Antonia Cecilia Y. Sandoval
Prenda is a local credit system which involves temporary transfer of ownership of any property intended to secure the performance of some act, such as the payment of money or the like by the grantor or mortgagee, and which becomes void if the act is not performed agreeably on the terms prescribed by both parties. Interviews and nonparticipant observation conducted among 90 respondents of barangay Talisay, Hilongos, Leyte comprising 46 mortgagors and 44 mortgagees together with 10 key informants revealed 8 different forms of prenda. Traditional rules still bound the prenda system as shown in the practice of fixing no definite maturity date and no written form of agreement. Mortgagors were expected to take possession of mortgaged lands and supply the necessary farm labor, in addition to their responsibility of paying taxes for the mortgaged properties. The schooling of children was identified as the main reason behind the prenda practice with the wife’s decision dominating the idea of engaging in prenda. Generally, the relationship between mortgagor and mortgagee was perceived as good. Most noteworthy among the changes that had taken place with the prenda system was the existence of prendasa kusog.
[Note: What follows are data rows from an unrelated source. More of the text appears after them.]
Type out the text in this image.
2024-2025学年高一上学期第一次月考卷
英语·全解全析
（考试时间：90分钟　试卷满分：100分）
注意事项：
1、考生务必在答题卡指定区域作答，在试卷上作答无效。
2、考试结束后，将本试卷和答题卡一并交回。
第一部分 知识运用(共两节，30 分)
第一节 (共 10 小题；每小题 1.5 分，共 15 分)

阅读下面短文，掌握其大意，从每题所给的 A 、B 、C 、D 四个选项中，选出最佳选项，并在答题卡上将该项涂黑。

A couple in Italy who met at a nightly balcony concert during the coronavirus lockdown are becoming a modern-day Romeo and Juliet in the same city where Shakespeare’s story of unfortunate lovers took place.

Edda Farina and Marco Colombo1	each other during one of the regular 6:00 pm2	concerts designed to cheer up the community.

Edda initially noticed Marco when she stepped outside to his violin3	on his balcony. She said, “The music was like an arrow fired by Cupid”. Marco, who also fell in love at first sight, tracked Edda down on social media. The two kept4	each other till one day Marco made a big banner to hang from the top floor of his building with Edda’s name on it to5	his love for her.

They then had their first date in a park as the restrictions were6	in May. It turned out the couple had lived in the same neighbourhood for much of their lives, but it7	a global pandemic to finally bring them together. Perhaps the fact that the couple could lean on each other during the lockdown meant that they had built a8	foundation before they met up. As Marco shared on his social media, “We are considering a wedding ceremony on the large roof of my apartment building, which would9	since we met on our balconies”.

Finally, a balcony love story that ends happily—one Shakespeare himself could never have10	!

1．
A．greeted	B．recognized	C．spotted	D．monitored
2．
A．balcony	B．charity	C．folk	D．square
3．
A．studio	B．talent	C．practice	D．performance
It is a nonmaterial mortgage wherein one’s labor in terms of one’s capacity to produce is being mortgaged to somebody, payable in terms of the products that one can get or raise from his labor. A great bulk of the prenda money was spent on day-to-day expenditures, schooling of children, agricultural production, land purchases and capital for business. Prenda was the most preferred source of capital or credit. Prenda system and the bank were similar only in their function of financial assistance, with the bank perceived to be more disadvantages than the prenda system.
Keywords: Prenda. Credit system. Children’s education. Priority expenditure.